O padre Zeca, que é da Paróquia Sagrada Família, não duvida disso. “Não tenho a menor dúvida de que estão dizendo a verdade”. Ele não sabe afirmar quantos casos desse tipo são registrados por mês em Mato Grosso. Nem o Governo do Estado sabe. Mas na Secretaria de Justiça tem uma ouvidoria que recebe reclamações constantes. (Fones para contato: 3613-8173 ou 9982-9845 ou 3613-8173 ou 9982-9845 e ainda 161. E-mail:sespen@justica.mt.gov.br. Ou ligar para: 3613-0938).
A denúncia pode ser anônima.
A secretária adjunta Vera Araújo disse que não conhece essa situação em específico da Cadeia Pública de Lucas. O coronel Castro, que ocupa o mesmo cargo que ela, disse o mesmo. Mas ambos afirmam que a assinatura de convênio com a Secretaria Nacional de Direitos Humanos vai viabilizar a criação do Comitê Estadual de Enfrentamento à Tortura. O assunto será discutido no Conselho Estadual de Direitos Humanos.
Para Vera, coibir a tortura é difícil, até porque muitos se acham no direito de agredir quem está sob tutela do Estado, inclusive quem não é preso, como crianças e adolescentes órfãos.
Essa questão da tortura pode ser vista inclusive do ponto de vista psicológico, já que na infância muita gente apanha dos pais. Essa é uma forma de naturalizar a violência física. O agente que apanhou muito em casa pode achar que essa prática faz é bem ao invés de mal.
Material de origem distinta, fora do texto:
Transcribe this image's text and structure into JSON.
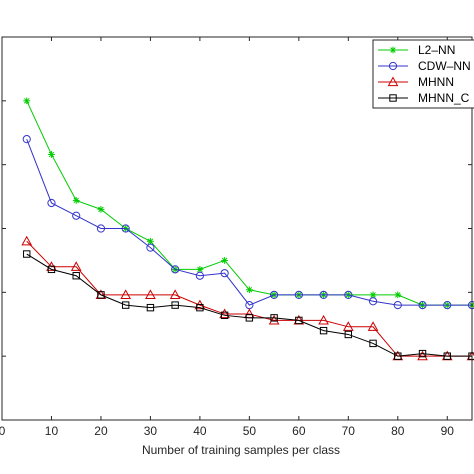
{
  "chart_data": {
    "type": "line",
    "xlabel": "Number of training samples per class",
    "ylabel": "",
    "title": "",
    "xlim": [
      0,
      95
    ],
    "ylim": [
      0.05,
      0.35
    ],
    "xticks": [
      0,
      10,
      20,
      30,
      40,
      50,
      60,
      70,
      80,
      90
    ],
    "xtick_labels": [
      "0",
      "10",
      "20",
      "30",
      "40",
      "50",
      "60",
      "70",
      "80",
      "90"
    ],
    "grid": false,
    "legend_position": "top-right",
    "x": [
      5,
      10,
      15,
      20,
      25,
      30,
      35,
      40,
      45,
      50,
      55,
      60,
      65,
      70,
      75,
      80,
      85,
      90,
      95
    ],
    "series": [
      {
        "name": "L2–NN",
        "color": "#00cc00",
        "marker": "asterisk",
        "values": [
          0.3,
          0.258,
          0.222,
          0.215,
          0.2,
          0.19,
          0.168,
          0.168,
          0.175,
          0.152,
          0.148,
          0.148,
          0.148,
          0.148,
          0.148,
          0.148,
          0.14,
          0.14,
          0.14
        ]
      },
      {
        "name": "CDW–NN",
        "color": "#3333cc",
        "marker": "circle",
        "values": [
          0.27,
          0.22,
          0.21,
          0.2,
          0.2,
          0.185,
          0.168,
          0.163,
          0.165,
          0.14,
          0.148,
          0.148,
          0.148,
          0.148,
          0.143,
          0.14,
          0.14,
          0.14,
          0.14
        ]
      },
      {
        "name": "MHNN",
        "color": "#cc0000",
        "marker": "triangle",
        "values": [
          0.19,
          0.17,
          0.17,
          0.148,
          0.148,
          0.148,
          0.148,
          0.14,
          0.133,
          0.133,
          0.128,
          0.128,
          0.128,
          0.123,
          0.123,
          0.1,
          0.1,
          0.1,
          0.1
        ]
      },
      {
        "name": "MHNN_C",
        "color": "#000000",
        "marker": "square",
        "values": [
          0.18,
          0.168,
          0.163,
          0.148,
          0.14,
          0.138,
          0.14,
          0.138,
          0.132,
          0.13,
          0.13,
          0.128,
          0.12,
          0.117,
          0.11,
          0.1,
          0.102,
          0.1,
          0.1
        ]
      }
    ]
  }
}
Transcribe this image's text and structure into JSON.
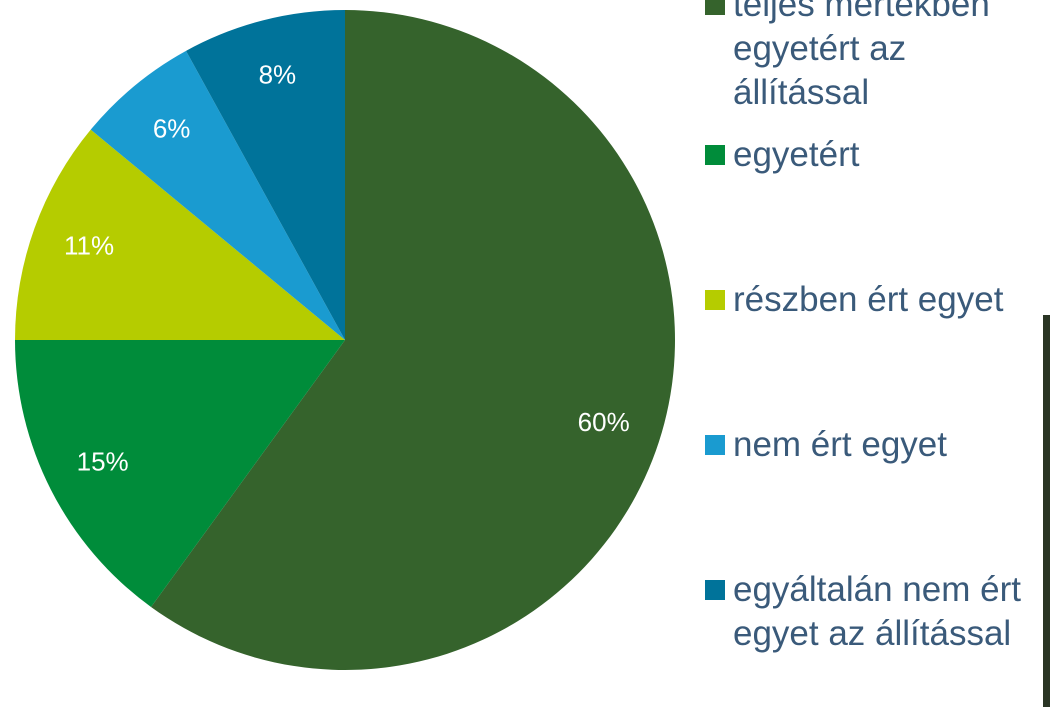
{
  "chart_data": {
    "type": "pie",
    "categories": [
      "teljes mértékben egyetért az állítással",
      "egyetért",
      "részben ért egyet",
      "nem ért egyet",
      "egyáltalán nem ért egyet az állítással"
    ],
    "values": [
      60,
      15,
      11,
      6,
      8
    ],
    "value_labels": [
      "60%",
      "15%",
      "11%",
      "6%",
      "8%"
    ],
    "colors": [
      "#35632c",
      "#008c3a",
      "#b5cc00",
      "#1a9bd0",
      "#00739a"
    ]
  }
}
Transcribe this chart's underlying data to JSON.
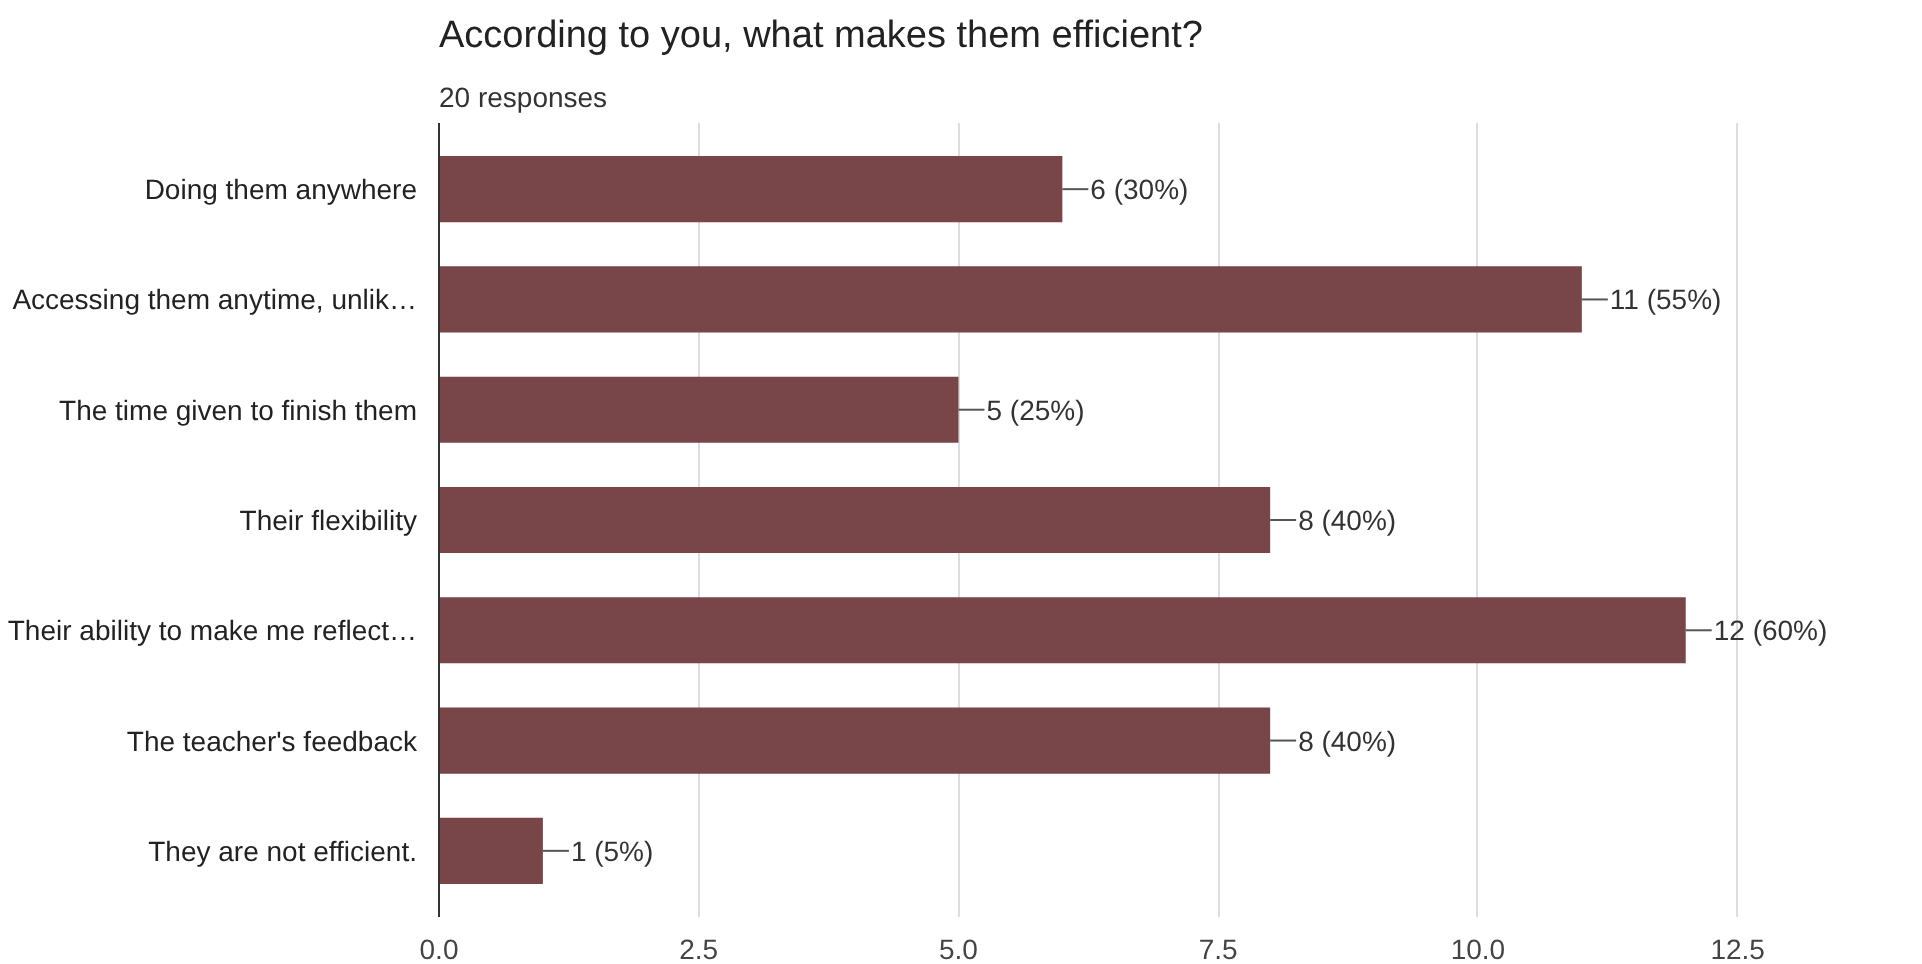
{
  "chart_data": {
    "type": "bar",
    "orientation": "horizontal",
    "title": "According to you, what makes them efficient?",
    "subtitle": "20 responses",
    "categories": [
      "Doing them anywhere",
      "Accessing them anytime, unlik…",
      "The time given to finish them",
      "Their flexibility",
      "Their ability to make me reflect…",
      "The teacher's feedback",
      "They are not efficient."
    ],
    "values": [
      6,
      11,
      5,
      8,
      12,
      8,
      1
    ],
    "value_labels": [
      "6 (30%)",
      "11 (55%)",
      "5 (25%)",
      "8 (40%)",
      "12 (60%)",
      "8 (40%)",
      "1 (5%)"
    ],
    "color": "#784549",
    "xlim": [
      0,
      12.5
    ],
    "xticks": [
      {
        "value": 0,
        "label": "0.0"
      },
      {
        "value": 2.5,
        "label": "2.5"
      },
      {
        "value": 5,
        "label": "5.0"
      },
      {
        "value": 7.5,
        "label": "7.5"
      },
      {
        "value": 10,
        "label": "10.0"
      },
      {
        "value": 12.5,
        "label": "12.5"
      }
    ],
    "grid": "x"
  }
}
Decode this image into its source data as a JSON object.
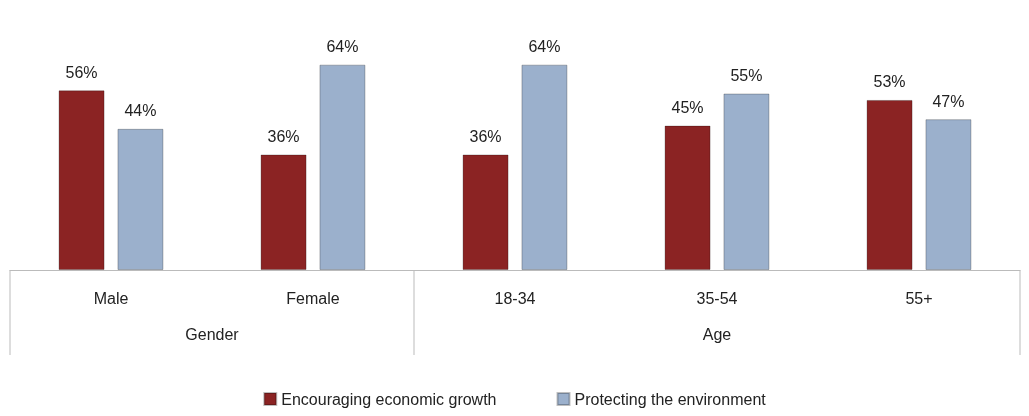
{
  "chart_data": {
    "type": "bar",
    "categories": [
      "Male",
      "Female",
      "18-34",
      "35-54",
      "55+"
    ],
    "series": [
      {
        "name": "Encouraging economic growth",
        "color": "#8b2323",
        "values": [
          56,
          36,
          36,
          45,
          53
        ],
        "value_labels": [
          "56%",
          "36%",
          "36%",
          "45%",
          "53%"
        ]
      },
      {
        "name": "Protecting the environment",
        "color": "#9bb0cc",
        "values": [
          44,
          64,
          64,
          55,
          47
        ],
        "value_labels": [
          "44%",
          "64%",
          "64%",
          "55%",
          "47%"
        ]
      }
    ],
    "annotations": [
      "Gender",
      "Age"
    ],
    "legend": "bottom"
  }
}
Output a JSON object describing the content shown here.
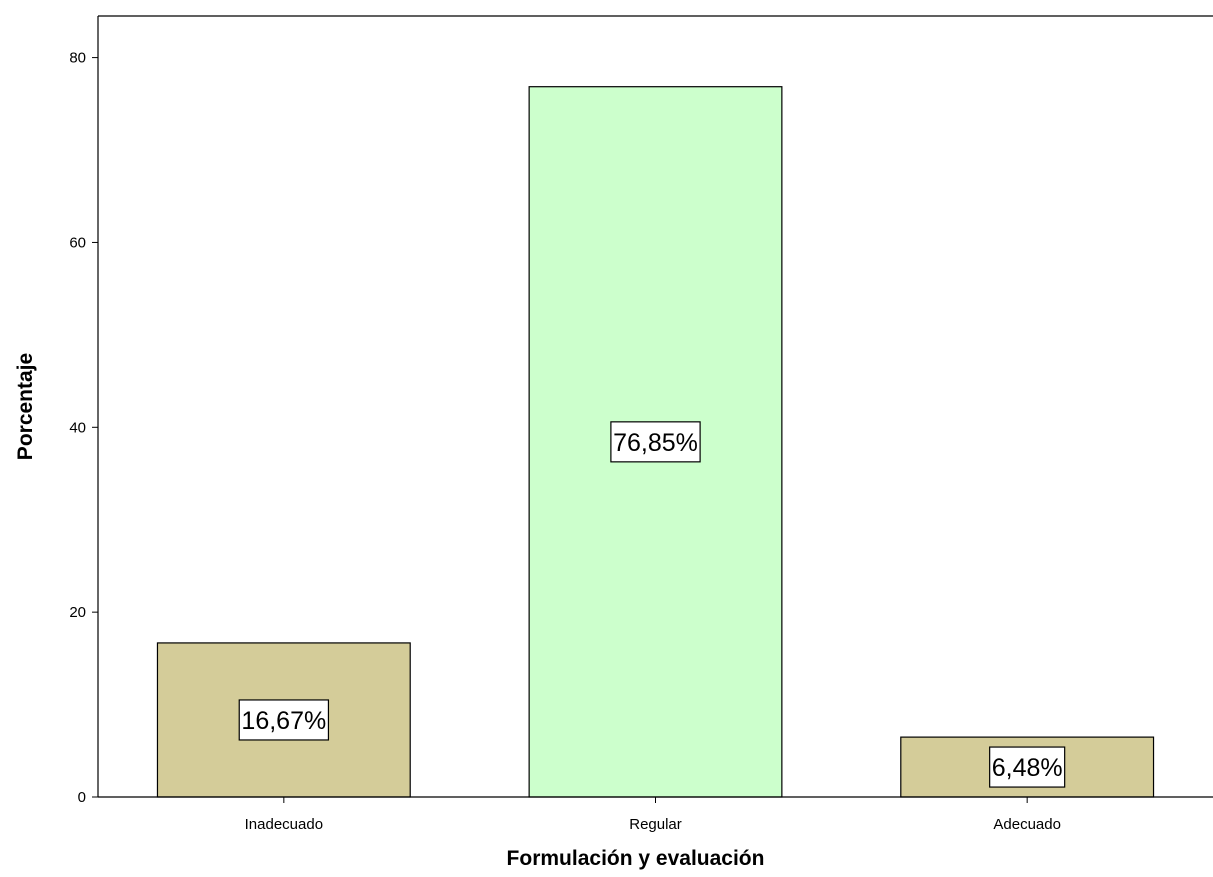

Outra dificuldade é que é natural do ser humano se adaptar às situações e muitos agentes prisionais ficam embrutecidos diante da rotina violenta nos presídios e passam a reproduzi-la. Conforme a secretária, acabam se tornando, filosoficamente, pessoas presas também.
Admitir que presídios no Brasil são depósitos de gente é um passo fundamental na direção da mudança.
Ontem, o ministro da Justiça, José Eduardo Cardozo, fez uma fala sobre isso que reverberou em todo o país. Ele qualificou como “medieval” o sistema prisional brasileiro. “Se fosse para eu cumprir uma longa pena em um presídio brasileiro, preferia morrer”, afirmou, durante uma palestra com empresários em um hotel na Zona Sul de São Paulo.
É claro, a sociedade conservadora acha pouco e bom agredir bandidos. Parte da opinião pública segue imediatista, prefere eliminar, do que reeducar.
Então, o que fazer com os presos que cumprem pena em Mato Grosso em cinco penitenciárias e 60 cadeias públicas, matar? Quem vai puxar o gatilho? O Estado faz, de certa forma, isso quando se omite?
Para o coronel Castro é preciso reforçar que o preso só perde a liberdade e não seus direitos humanos.
O Sindicato dos Servidores Penitenciários do Estado de Mato Grosso (Sindspen-MT) discute formas de condenar a prática da tortura. O presidente João Batista Pereira dos Santos, porém, estava em reunião na manhã de hoje e não retornou até o fechamento da matéria.